Oleh
Nurul Jubaedah, S.Ag.,S.Pd.,M.Ag
Guru
SKI MTsN 2 Garut
Duta
Literasi Kabupaten Garut
Kabid
Humas AGERLIP PGM Indonesia
(Naskah
ke 198)
Prestasi membanggakan kembali
datang dari MTsN 2 Garut. Kali ini, dua siswi berbakat Syifa Muwahidah dan
Sofwah Nur Afifah menjadi sorotan setelah karya penelitian mereka tentang Candi
Cangkuang berhasil meraih Juara 2 pada ajang Lomba Peneliti Belia (LPB)
Provinsi Jawa Barat 2025. Bukan hanya sekadar lomba, LPB adalah panggung ilmiah
bergengsi yang mempertemukan ratusan pelajar dari berbagai daerah, dan
keberhasilan siswi madrasah ini menjadi bukti bahwa semangat riset bisa tumbuh
dari sekolah mana pun.
Perjalanan mereka menuju kampus
ITB pada Sabtu, 8 November 2025 itu bukan perjalanan biasa.
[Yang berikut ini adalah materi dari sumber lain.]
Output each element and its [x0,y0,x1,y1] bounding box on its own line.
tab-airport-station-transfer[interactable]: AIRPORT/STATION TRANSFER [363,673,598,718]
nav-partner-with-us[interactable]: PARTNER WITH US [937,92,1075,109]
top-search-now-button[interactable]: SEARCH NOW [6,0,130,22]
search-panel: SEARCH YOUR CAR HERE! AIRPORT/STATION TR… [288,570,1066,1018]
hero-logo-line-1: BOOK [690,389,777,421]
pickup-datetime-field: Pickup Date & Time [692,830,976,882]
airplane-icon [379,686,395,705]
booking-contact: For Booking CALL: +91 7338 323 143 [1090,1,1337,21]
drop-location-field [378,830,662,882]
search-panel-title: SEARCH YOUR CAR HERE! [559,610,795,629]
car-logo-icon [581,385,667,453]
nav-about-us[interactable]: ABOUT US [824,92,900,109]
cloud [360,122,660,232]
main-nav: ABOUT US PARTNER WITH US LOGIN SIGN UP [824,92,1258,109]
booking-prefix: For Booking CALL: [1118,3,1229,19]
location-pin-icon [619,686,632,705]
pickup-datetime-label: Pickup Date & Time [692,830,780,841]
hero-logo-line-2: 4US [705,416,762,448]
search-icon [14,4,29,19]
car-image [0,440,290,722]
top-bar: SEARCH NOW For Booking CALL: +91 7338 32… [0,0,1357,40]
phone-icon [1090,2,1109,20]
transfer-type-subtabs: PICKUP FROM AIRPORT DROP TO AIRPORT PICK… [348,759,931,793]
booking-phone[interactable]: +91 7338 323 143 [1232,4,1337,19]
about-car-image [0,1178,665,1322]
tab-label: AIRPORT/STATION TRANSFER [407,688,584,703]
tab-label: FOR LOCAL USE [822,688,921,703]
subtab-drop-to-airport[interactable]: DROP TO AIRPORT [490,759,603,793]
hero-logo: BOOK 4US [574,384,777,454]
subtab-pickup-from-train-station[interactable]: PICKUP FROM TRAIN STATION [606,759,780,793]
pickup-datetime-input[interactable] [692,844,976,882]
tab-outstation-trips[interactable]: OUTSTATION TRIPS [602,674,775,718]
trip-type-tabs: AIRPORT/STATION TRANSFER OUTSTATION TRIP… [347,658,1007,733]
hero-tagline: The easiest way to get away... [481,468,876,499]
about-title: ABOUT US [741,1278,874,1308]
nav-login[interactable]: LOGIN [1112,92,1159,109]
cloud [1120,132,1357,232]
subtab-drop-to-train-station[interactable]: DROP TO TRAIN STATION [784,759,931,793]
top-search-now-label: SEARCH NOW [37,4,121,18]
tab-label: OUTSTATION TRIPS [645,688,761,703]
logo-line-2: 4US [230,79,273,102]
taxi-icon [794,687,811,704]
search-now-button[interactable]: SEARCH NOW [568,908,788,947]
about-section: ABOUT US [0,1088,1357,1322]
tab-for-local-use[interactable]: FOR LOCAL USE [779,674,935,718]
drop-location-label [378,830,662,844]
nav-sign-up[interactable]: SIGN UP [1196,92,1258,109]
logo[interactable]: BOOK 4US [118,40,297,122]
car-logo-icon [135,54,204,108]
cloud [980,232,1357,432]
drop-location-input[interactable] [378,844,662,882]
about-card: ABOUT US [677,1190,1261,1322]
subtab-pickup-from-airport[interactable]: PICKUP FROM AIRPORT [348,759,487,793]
Berbekal poster
penelitian dan keberanian mempresentasikan karya ilmiah, keduanya memasuki
arena kompetisi dengan wajah tegang namun penuh harapan. Candi Cangkuang, situs
sejarah yang berada di Leles, Garut, menjadi pusat riset mereka. Namun yang
menarik, penelitian ini tidak mengulas sejarah dalam makna kaku, melainkan
menggali kisah hidup masyarakat yang merawat harmoni antara budaya Hindu dan
Islam selama bertahun-tahun.
Di tengah dominasi penelitian
bertema sains dan teknologi, karya mereka tampil berbeda. Judul penelitian
“Paradoks Keberagaman di Balik Candi Cangkuang: Harmoni Hindu-Islam dalam
Ingatan Kolektif Masyarakat Leles” langsung mencuri perhatian juri. Bukan hanya
karena topiknya unik, tetapi karena keduanya mampu menjelaskan bagaimana
keberagaman justru menjadi kekuatan yang menyatukan masyarakat sekitar.
Saat sesi presentasi dimulai,
Syifa menyampaikan dengan tenang bahwa Candi Cangkuang adalah contoh hidup dari
nilai toleransi yang tidak dibuat-buat. Ia menggambarkan bagaimana masyarakat
menjalankan ritual budaya tanpa meninggalkan ajaran agama, dan bagaimana
harmoni itu bertahan hingga kini. Sofwah kemudian melanjutkan pemaparan dengan
menekankan proses penelitian yang mereka lakukan mulai dari observasi,
wawancara, hingga literatur akademik. Kedua siswi ini tampak matang dan percaya
diri, seperti peneliti muda yang sudah sering tampil di forum ilmiah.
Di pojok ruangan, sang guru
pembimbing, Nurul Jubaedah, terlihat tersenyum bangga. Beliau memang dikenal
aktif membina budaya riset di MTsN 2 Garut. “Penelitian itu lahir dari
kepedulian,” pesannya sebelum mereka naik panggung. Dan benar saja karya yang
lahir dari kepedulian memang punya kekuatan tersendiri.
Menjelang sore, ketika panitia
mengumumkan pemenang, nama MTsN 2 Garut disebut sebagai Juara 2 kategori Ilmu
Sosial Multidisiplin. Suasana haru langsung menyelimuti peserta. Syifa dan
Sofwah saling menatap tak percaya, sementara tepuk tangan dari peserta lain
bergema di gedung Labtek 1 ITB. Prestasi ini terasa semakin spesial karena
mereka membawa nama madrasah ke panggung ilmiah provinsi.
Bagi MTsN 2 Garut, kemenangan
ini bukan sekadar piala. Ini adalah bukti bahwa riset bisa tumbuh sejak bangku
madrasah, asalkan ada pembimbing yang tekun dan siswa yang mau belajar. Upaya
sekolah membangun budaya literasi dan penelitian kini membuahkan hasil nyata.
Bagi Syifa dan Sofwah,
perjalanan tidak berhenti di sini. Mereka bertekad melanjutkan riset ke tingkat
nasional dan meneliti isu-isu sosial lainnya. “Kami ingin menunjukkan bahwa
ilmu pengetahuan bisa menjadi jembatan perdamaian,” ujar mereka.
Dan mungkin, dari madrasah kecil
di Garut ini, lahir peneliti-peneliti besar yang kelak mengharumkan Indonesia.